1. Lifeblood: We – all human beings – must be free and able to express ourselves, and to seek, receive and impart information and ideas, regardless of frontiers.

2. Violence: We neither make threats of violence nor accept violent intimidation.

3. Knowledge: We allow no taboos against and seize every chance for the spread of knowledge.

4. Journalism: We require uncensored, diverse, trustworthy media so we can make well-informed decisions and participate fully in political life.

5. Diversity: We express ourselves openly and with robust civility about all kinds of human difference.

6. Religion: We respect the believer but not necessarily the content of the belief.

7. Privacy: We must be able to protect our privacy and to counter slurs on our reputations, but not prevent scrutiny that is in the public interest.

8. Secrecy: We must be empowered to challenge all limits to freedom of information justified on such grounds as national security.

9. Icebergs: We defend the internet and other systems of communication against illegitimate encroachments by both public and private powers.

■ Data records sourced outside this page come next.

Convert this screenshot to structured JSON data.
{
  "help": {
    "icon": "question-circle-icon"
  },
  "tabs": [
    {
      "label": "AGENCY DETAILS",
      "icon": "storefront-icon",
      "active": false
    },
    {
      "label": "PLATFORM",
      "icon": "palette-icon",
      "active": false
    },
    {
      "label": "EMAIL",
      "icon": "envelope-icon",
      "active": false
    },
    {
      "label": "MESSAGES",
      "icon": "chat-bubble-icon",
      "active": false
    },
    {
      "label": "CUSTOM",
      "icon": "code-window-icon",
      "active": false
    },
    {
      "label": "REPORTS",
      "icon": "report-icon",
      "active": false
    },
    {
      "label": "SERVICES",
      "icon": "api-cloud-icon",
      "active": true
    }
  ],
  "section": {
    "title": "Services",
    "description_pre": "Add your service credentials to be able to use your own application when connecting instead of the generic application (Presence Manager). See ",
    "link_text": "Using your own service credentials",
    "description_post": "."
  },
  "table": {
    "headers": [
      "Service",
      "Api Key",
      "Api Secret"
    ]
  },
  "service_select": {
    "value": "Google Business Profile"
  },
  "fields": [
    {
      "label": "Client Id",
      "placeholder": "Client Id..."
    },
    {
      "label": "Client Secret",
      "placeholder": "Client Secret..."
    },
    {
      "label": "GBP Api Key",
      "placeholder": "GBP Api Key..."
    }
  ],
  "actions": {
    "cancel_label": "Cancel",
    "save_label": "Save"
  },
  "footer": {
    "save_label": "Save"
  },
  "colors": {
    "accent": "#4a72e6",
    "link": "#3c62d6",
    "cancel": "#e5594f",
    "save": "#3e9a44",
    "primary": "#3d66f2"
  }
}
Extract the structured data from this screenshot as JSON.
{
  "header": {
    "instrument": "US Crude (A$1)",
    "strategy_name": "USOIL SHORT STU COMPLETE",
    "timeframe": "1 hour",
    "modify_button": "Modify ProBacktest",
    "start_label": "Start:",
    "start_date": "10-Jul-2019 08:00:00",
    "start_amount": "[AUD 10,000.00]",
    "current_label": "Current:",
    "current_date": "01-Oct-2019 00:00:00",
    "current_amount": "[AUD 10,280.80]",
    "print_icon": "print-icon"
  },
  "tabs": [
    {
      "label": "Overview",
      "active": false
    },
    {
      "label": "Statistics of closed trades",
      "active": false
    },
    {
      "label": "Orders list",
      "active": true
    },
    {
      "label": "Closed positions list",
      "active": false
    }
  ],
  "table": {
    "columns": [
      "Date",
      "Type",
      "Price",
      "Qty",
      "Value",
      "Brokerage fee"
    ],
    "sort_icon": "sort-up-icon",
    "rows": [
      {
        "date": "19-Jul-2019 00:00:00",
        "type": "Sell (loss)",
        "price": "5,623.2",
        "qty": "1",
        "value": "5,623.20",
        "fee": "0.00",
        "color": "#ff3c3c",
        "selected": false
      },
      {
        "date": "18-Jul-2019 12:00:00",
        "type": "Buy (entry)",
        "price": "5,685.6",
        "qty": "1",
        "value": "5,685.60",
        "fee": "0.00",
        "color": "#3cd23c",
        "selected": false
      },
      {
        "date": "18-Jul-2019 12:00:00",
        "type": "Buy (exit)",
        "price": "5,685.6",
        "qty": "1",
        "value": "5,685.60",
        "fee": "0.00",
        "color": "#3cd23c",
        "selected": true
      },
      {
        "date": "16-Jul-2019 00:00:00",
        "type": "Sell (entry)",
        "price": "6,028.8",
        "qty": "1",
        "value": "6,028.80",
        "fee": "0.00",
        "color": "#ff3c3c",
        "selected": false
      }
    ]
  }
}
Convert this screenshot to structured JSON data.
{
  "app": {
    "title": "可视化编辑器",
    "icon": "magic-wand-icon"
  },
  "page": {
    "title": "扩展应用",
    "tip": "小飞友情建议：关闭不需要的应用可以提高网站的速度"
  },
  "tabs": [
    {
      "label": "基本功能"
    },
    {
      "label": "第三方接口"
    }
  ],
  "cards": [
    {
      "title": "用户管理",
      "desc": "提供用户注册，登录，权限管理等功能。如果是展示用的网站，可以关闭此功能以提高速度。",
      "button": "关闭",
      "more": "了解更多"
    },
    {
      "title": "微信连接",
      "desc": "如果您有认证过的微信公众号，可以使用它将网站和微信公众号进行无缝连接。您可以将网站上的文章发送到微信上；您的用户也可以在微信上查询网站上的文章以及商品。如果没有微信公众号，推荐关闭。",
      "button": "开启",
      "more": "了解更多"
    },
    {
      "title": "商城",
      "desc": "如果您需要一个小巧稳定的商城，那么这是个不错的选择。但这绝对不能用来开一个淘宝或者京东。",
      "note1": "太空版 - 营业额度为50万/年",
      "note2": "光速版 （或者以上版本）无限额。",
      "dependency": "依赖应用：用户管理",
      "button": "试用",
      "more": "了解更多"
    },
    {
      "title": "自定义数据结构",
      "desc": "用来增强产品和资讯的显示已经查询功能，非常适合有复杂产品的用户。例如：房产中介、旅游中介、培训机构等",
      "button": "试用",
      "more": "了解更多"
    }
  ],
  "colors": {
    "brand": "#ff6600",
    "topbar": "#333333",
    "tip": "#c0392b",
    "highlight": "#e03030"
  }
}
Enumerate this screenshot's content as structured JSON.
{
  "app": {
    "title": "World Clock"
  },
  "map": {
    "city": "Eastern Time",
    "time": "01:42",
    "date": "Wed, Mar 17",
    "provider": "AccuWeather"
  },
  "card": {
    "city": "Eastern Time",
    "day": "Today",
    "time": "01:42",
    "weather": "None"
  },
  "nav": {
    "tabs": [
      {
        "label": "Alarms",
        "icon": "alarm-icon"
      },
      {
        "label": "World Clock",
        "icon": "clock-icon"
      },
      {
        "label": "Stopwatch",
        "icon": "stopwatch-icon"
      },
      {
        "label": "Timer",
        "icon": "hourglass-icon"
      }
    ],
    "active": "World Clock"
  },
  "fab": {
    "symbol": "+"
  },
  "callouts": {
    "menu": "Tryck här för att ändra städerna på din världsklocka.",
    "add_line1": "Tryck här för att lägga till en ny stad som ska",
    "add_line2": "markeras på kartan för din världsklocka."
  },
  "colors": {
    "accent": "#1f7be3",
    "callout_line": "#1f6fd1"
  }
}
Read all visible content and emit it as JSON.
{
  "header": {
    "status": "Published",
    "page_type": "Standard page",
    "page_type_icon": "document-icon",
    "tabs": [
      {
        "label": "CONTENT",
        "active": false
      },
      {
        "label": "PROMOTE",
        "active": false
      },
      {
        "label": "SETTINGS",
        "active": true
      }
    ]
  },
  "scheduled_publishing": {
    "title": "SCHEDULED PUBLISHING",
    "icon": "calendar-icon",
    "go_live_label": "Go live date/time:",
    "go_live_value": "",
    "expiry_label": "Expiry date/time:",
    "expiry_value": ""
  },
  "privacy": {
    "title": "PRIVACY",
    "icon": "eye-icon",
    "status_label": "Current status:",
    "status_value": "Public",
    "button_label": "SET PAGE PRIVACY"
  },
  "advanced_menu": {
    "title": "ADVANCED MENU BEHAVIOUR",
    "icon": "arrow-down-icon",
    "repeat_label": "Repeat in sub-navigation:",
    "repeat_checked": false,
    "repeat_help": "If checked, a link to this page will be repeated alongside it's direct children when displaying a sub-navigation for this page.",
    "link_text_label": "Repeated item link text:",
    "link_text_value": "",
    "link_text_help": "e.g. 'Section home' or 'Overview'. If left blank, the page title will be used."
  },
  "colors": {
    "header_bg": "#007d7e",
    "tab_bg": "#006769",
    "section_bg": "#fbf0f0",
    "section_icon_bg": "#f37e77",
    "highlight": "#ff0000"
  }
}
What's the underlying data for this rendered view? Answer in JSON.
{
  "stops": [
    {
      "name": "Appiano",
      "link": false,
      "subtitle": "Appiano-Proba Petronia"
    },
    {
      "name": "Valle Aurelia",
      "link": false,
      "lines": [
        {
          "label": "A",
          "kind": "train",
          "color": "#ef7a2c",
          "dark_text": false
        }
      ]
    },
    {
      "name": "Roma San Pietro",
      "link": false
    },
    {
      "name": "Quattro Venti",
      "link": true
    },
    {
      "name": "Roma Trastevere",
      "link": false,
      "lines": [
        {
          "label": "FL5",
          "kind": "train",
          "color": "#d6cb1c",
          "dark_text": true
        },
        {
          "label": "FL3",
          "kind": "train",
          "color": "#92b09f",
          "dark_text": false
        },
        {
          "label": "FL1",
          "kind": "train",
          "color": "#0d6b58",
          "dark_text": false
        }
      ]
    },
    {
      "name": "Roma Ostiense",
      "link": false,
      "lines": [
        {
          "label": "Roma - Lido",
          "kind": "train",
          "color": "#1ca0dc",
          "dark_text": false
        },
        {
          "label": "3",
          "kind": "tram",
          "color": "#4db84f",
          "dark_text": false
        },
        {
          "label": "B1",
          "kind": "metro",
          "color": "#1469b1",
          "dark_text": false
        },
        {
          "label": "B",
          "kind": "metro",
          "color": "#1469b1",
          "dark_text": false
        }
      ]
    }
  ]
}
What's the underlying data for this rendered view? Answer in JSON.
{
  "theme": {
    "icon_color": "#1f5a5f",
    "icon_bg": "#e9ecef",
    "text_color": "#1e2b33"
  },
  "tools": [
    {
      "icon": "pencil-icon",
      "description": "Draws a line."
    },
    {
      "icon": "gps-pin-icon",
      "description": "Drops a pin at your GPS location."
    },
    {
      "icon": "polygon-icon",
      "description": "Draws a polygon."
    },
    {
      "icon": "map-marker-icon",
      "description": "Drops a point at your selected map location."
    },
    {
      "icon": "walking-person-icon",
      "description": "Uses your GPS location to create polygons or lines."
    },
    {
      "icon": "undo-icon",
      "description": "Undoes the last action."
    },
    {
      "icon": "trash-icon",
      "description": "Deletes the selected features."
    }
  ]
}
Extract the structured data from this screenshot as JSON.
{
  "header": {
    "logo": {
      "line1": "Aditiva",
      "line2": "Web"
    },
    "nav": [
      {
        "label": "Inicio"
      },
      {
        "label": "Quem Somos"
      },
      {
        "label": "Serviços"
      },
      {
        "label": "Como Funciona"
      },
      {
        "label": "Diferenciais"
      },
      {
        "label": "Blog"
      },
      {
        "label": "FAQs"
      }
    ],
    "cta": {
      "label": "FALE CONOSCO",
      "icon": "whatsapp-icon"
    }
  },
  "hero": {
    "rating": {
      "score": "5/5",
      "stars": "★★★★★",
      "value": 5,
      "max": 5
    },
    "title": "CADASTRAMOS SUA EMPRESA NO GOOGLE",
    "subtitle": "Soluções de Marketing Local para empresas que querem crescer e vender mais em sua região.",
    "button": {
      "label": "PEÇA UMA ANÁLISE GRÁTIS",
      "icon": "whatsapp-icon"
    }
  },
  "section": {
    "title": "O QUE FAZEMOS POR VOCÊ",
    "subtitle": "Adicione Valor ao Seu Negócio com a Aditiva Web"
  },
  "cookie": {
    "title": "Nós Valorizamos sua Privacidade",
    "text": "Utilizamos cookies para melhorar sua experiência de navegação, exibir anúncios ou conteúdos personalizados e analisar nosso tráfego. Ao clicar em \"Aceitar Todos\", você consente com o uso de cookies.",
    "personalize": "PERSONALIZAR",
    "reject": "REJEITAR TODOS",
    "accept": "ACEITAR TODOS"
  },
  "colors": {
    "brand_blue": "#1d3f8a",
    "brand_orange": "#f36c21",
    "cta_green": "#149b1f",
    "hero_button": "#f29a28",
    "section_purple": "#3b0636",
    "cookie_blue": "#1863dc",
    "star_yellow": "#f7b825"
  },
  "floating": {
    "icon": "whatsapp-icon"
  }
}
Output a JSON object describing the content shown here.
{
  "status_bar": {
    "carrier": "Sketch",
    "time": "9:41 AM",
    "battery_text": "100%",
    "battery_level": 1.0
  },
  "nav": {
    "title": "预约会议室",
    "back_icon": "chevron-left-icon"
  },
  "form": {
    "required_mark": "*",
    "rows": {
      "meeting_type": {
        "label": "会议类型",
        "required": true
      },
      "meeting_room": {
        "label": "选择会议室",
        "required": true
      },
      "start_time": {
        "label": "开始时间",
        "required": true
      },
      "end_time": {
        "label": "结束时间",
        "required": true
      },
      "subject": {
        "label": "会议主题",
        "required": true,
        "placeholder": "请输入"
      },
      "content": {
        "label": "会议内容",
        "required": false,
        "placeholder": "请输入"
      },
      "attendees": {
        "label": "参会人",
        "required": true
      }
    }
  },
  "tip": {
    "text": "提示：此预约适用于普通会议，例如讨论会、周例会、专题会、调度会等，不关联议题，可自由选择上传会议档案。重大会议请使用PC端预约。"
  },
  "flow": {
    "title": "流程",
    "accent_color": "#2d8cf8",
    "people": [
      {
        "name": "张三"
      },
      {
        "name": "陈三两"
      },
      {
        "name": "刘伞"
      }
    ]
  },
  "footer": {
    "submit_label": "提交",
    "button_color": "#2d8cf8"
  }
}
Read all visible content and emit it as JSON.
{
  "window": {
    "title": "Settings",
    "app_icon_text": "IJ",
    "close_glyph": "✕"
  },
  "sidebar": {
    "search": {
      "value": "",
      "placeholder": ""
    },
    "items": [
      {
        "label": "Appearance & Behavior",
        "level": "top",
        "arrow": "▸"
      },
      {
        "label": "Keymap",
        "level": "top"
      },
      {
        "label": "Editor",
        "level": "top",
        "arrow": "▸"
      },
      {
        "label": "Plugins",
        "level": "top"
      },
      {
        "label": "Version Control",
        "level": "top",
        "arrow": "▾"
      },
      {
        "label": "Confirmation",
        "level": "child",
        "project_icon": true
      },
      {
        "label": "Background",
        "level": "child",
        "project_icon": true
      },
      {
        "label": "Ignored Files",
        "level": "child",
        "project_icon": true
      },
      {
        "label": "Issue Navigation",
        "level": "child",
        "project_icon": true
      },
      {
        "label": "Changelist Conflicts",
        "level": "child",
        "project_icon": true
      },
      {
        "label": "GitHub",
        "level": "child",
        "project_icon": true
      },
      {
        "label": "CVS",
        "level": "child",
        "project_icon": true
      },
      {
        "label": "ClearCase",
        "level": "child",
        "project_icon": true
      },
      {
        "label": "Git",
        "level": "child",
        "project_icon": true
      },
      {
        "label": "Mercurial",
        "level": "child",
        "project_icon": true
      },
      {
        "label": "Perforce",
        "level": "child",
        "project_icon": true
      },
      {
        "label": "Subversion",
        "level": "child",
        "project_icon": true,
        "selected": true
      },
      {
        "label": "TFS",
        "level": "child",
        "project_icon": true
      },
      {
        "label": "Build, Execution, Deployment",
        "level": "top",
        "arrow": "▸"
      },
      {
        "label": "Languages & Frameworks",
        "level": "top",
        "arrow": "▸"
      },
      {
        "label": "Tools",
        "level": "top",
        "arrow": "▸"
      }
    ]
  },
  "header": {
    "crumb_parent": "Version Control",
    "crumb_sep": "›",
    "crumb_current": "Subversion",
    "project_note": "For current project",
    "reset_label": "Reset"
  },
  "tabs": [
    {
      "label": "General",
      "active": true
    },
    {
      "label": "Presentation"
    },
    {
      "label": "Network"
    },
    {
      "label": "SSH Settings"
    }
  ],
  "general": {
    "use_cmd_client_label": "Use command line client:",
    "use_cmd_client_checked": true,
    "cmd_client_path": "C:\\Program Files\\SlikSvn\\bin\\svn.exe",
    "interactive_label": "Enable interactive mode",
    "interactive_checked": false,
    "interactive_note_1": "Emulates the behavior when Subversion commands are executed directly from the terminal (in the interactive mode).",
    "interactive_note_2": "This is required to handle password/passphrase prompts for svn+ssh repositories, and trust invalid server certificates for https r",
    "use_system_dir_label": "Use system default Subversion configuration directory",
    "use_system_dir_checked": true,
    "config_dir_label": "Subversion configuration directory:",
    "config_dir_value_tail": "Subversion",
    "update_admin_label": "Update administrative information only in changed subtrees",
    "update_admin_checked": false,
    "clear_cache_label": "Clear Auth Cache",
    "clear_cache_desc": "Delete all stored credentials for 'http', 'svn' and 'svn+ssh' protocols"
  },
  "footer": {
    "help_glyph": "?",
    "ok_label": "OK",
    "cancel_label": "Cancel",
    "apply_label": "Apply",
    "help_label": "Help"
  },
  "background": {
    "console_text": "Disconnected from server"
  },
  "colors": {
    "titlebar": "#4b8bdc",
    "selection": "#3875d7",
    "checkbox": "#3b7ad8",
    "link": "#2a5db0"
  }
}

10. Courage: We decide for ourselves and face the consequences.

Each of these “commandments” gets a whole chapter to itself. There are so many important points, such as the fact that respecting a person is not the same as respecting the things they believe. It’s frustrating when discussions get shut down because people don’t understand this.

The ideas in books like Free Speech should help resolve this sort of thing so people can actually talk to each other, rather than talking past one another or at one another. Perhaps then we will be able to learn from each other and maybe, finally, we can all just get along.